Song of Solomon 1:3

3Uw oliën zijn goed tot reuk, Uw naam is een olie, die uitgestort wordt; daarom hebben U de maagden lief.
  oliën Versta, welriekende oliën, kostelijke zalven, of balsemen. Hierbij worden de geestelijke gaven dikwijls vergeleken, gelijk Psa 45:8 ; Isa 61:1 , en 1Jo 2:27 .
,
 Uw naam Versta, den naam, persoon en het zaligmakende ambt van Christus, alzo ons dezelve in het Evangelie zijn geopenbaard.
,
 een olie, Salomo schijnt hier gezien te hebben op den naam Messias; dat is Christus, Gezalfde, die met den Heiligen Geest gezalfd is, niet alleen voor zichzelven, maar die heilige balsem is gevloeid van Hem, die ons Hoofd is, op ons zijne ledematen. Zie Psa 133:2 , en Joh 1:16 . Deze naam is na de hemelvaart van Christus wijd uitgebreid, want van Christus hebben alle Christenen hunnen naam.
,
 daarom Dat is, [gelijk er staat vs.4] de oprechten hebben u liEf.
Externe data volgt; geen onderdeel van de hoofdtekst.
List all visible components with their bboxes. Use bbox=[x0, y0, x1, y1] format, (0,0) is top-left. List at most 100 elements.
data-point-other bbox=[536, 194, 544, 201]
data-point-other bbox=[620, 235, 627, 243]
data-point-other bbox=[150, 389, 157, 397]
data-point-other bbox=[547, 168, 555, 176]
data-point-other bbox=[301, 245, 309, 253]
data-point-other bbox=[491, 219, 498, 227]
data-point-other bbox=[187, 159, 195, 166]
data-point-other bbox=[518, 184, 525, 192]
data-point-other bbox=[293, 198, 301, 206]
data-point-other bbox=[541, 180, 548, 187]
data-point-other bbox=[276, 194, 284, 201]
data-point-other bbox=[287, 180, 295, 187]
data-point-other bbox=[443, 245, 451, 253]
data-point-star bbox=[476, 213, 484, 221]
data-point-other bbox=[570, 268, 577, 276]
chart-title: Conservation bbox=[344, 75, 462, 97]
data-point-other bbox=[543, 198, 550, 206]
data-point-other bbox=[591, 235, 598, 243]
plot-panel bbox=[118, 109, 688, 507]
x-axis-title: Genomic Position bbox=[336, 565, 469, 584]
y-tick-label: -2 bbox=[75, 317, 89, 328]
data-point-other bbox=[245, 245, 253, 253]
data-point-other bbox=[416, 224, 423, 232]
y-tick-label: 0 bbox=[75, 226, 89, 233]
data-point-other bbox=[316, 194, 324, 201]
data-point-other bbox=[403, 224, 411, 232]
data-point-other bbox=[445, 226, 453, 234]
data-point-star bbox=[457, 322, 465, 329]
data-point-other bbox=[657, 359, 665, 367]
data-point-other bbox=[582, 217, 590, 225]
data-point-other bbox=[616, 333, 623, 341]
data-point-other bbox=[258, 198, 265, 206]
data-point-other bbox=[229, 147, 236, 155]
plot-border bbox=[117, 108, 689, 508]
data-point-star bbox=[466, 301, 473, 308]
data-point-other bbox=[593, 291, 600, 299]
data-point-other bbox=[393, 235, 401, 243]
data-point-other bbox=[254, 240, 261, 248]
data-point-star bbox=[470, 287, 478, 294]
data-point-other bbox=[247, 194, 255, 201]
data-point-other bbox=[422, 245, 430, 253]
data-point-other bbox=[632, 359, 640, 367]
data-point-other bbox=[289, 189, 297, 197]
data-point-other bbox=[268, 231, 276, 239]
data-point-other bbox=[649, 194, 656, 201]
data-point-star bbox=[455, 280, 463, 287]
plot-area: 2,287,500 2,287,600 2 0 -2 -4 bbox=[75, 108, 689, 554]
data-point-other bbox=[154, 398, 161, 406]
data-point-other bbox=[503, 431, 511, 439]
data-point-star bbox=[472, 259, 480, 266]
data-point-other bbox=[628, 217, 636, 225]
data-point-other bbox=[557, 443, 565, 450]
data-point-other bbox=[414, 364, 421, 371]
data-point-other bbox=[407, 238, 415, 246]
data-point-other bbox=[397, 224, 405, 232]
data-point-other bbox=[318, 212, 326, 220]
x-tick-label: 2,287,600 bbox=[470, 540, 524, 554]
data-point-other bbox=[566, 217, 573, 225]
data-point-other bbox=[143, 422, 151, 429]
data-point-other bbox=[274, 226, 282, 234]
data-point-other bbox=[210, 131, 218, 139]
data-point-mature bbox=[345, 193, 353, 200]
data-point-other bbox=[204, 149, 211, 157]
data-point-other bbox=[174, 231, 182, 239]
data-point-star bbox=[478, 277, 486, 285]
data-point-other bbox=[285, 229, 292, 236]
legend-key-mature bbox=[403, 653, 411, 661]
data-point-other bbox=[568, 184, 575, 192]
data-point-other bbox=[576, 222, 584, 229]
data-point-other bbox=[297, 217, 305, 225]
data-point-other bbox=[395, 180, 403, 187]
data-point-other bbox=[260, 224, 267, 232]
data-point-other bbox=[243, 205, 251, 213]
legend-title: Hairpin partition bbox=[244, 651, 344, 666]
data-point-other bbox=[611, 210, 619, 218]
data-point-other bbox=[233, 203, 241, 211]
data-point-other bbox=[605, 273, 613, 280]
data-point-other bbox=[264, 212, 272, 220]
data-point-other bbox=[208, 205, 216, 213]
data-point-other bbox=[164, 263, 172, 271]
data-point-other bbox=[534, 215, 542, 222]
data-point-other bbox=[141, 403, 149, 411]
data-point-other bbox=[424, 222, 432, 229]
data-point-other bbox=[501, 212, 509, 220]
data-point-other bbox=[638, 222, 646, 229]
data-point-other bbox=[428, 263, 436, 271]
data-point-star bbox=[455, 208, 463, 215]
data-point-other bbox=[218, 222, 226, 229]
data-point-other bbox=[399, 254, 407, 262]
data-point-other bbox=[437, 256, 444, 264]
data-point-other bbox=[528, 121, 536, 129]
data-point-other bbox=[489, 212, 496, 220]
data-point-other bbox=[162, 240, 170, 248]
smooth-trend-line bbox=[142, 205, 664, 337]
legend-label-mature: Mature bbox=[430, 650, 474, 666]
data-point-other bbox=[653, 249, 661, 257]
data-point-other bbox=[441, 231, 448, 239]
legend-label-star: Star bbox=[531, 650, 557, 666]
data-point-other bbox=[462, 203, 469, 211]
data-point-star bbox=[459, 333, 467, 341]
Meermalen worden in de Heiligen Schrift de uitverkorenen vergeleken bij maagden, gelijk Mat 25:1 ; 2Co 11:2 ; Rev 14:1 , Rev 14:4-5 ; en dat daarom, omdat de kinderen Gods zo nauw moeten letten op hunne conscientie, dat zij van de zonde en de wereld niet besmet worden, als een eerlijke maagd op haar eer en kuisheid moet passen.